According to the Council of Mortgage Lenders – Gross mortgage lending dropped in April by 19pc to £10.2 billion.
The drop in lending to the lowest it has been in 12-months has activated fears that house prices may fall, while the property market comes to a halt. Major mortgage lenders like Santander have already cut back on lending, as new companies are fighting to get into the market.
The CML’s lending amount was higher than the £10 billion reported in the same month in 2011, but remains to be lower than last year’s peak of £13.6 billion which was acquired in September.
Economist Howard Archer, of IHS Global Insight said that survey evidence along with the latest numbers prove the belief that the prices of houses will probably fall more in the following months. In particular, they predict house prices will fall by close to 3pc by the end of 2012.

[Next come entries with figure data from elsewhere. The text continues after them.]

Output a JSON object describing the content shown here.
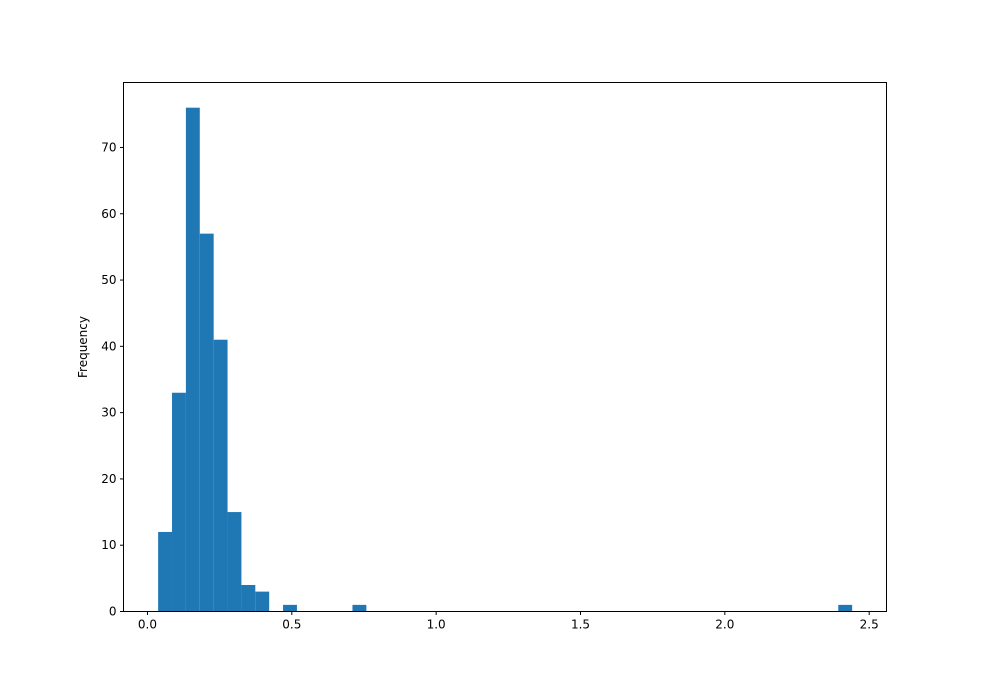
{
  "chart_data": {
    "type": "bar",
    "subtype": "histogram",
    "title": "",
    "xlabel": "",
    "ylabel": "Frequency",
    "bin_range": [
      0.037,
      2.441
    ],
    "bin_count": 50,
    "counts": [
      12,
      33,
      76,
      57,
      41,
      15,
      4,
      3,
      0,
      1,
      0,
      0,
      0,
      0,
      1,
      0,
      0,
      0,
      0,
      0,
      0,
      0,
      0,
      0,
      0,
      0,
      0,
      0,
      0,
      0,
      0,
      0,
      0,
      0,
      0,
      0,
      0,
      0,
      0,
      0,
      0,
      0,
      0,
      0,
      0,
      0,
      0,
      0,
      0,
      1
    ],
    "xlim": [
      -0.083,
      2.56
    ],
    "ylim": [
      0,
      79.8
    ],
    "xticks": [
      0.0,
      0.5,
      1.0,
      1.5,
      2.0,
      2.5
    ],
    "xtick_labels": [
      "0.0",
      "0.5",
      "1.0",
      "1.5",
      "2.0",
      "2.5"
    ],
    "yticks": [
      0,
      10,
      20,
      30,
      40,
      50,
      60,
      70
    ],
    "ytick_labels": [
      "0",
      "10",
      "20",
      "30",
      "40",
      "50",
      "60",
      "70"
    ],
    "grid": false,
    "bar_color": "#1f77b4"
  }
}
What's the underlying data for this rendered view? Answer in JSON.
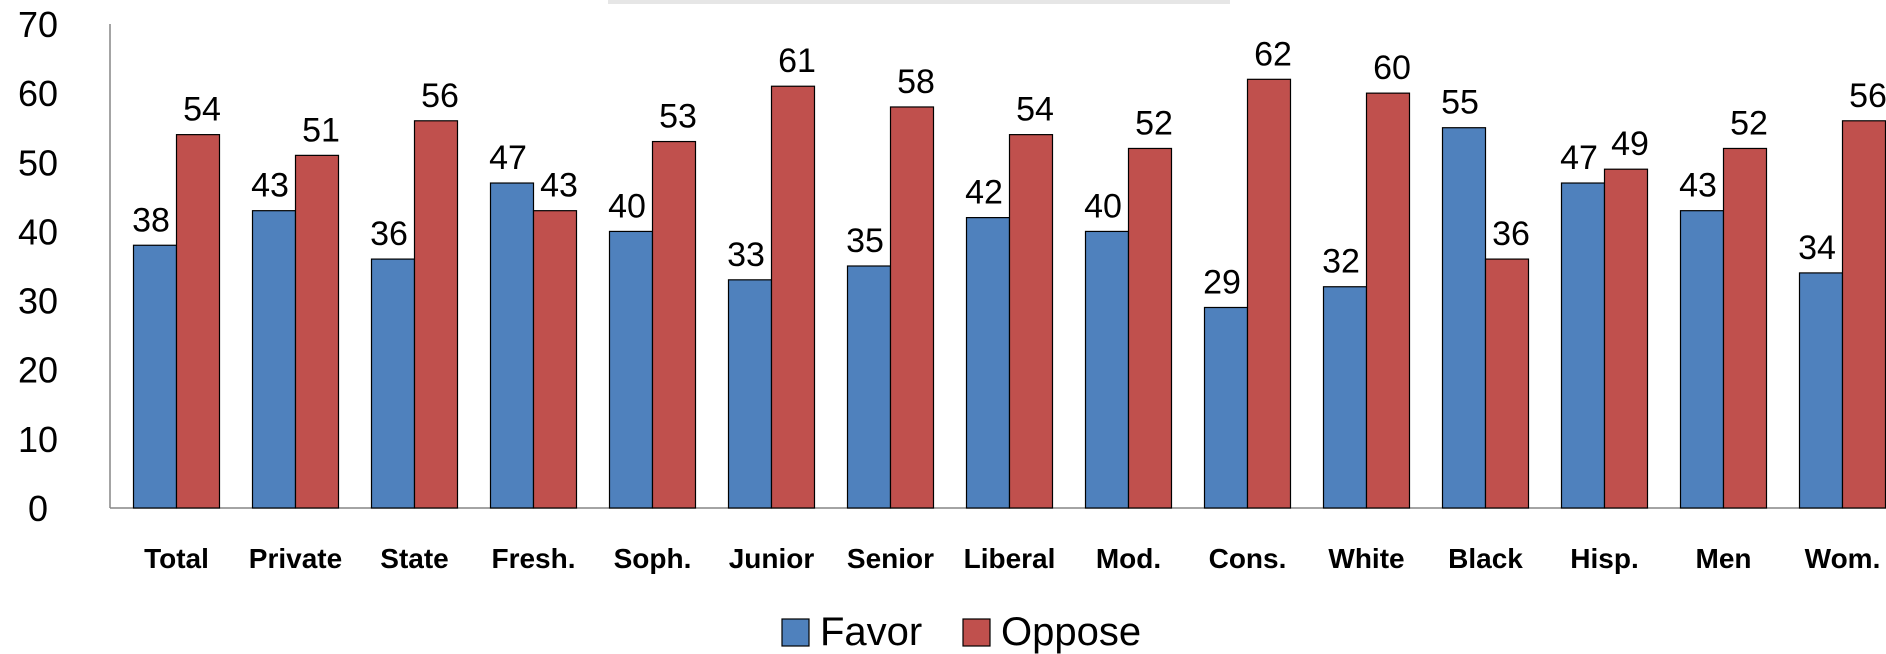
{
  "chart_data": {
    "type": "bar",
    "title": "",
    "xlabel": "",
    "ylabel": "",
    "ylim": [
      0,
      70
    ],
    "yticks": [
      0,
      10,
      20,
      30,
      40,
      50,
      60,
      70
    ],
    "grid": false,
    "legend_position": "bottom",
    "categories": [
      "Total",
      "Private",
      "State",
      "Fresh.",
      "Soph.",
      "Junior",
      "Senior",
      "Liberal",
      "Mod.",
      "Cons.",
      "White",
      "Black",
      "Hisp.",
      "Men",
      "Wom."
    ],
    "series": [
      {
        "name": "Favor",
        "color": "#4f81bd",
        "values": [
          38,
          43,
          36,
          47,
          40,
          33,
          35,
          42,
          40,
          29,
          32,
          55,
          47,
          43,
          34
        ]
      },
      {
        "name": "Oppose",
        "color": "#c0504d",
        "values": [
          54,
          51,
          56,
          43,
          53,
          61,
          58,
          54,
          52,
          62,
          60,
          36,
          49,
          52,
          56
        ]
      }
    ]
  }
}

CML’s chief economist, Bob Pannel says that developments in the Euro-zone are uncertain and can potentially undermine the UK’s economic conditions and prospects within their housing market.
Chief executive of SPF Private Clients (mortgage brokers), Mark Harris, says that the UK is far from sustaining a recovery in its housing market, and the euro-zone crisis is making the problem even bigger.
The nature of cross-border banking means that banks in the UK cannot stay immune to what’s going on in the euro-zone. Mortgage lenders are already indicating that they aren’t enthusiastic about lending monies and if the euro-zone crisis continues, getting funding will be even more difficult. Mortgage rates have already begun to go upwards, and this is expected to continue.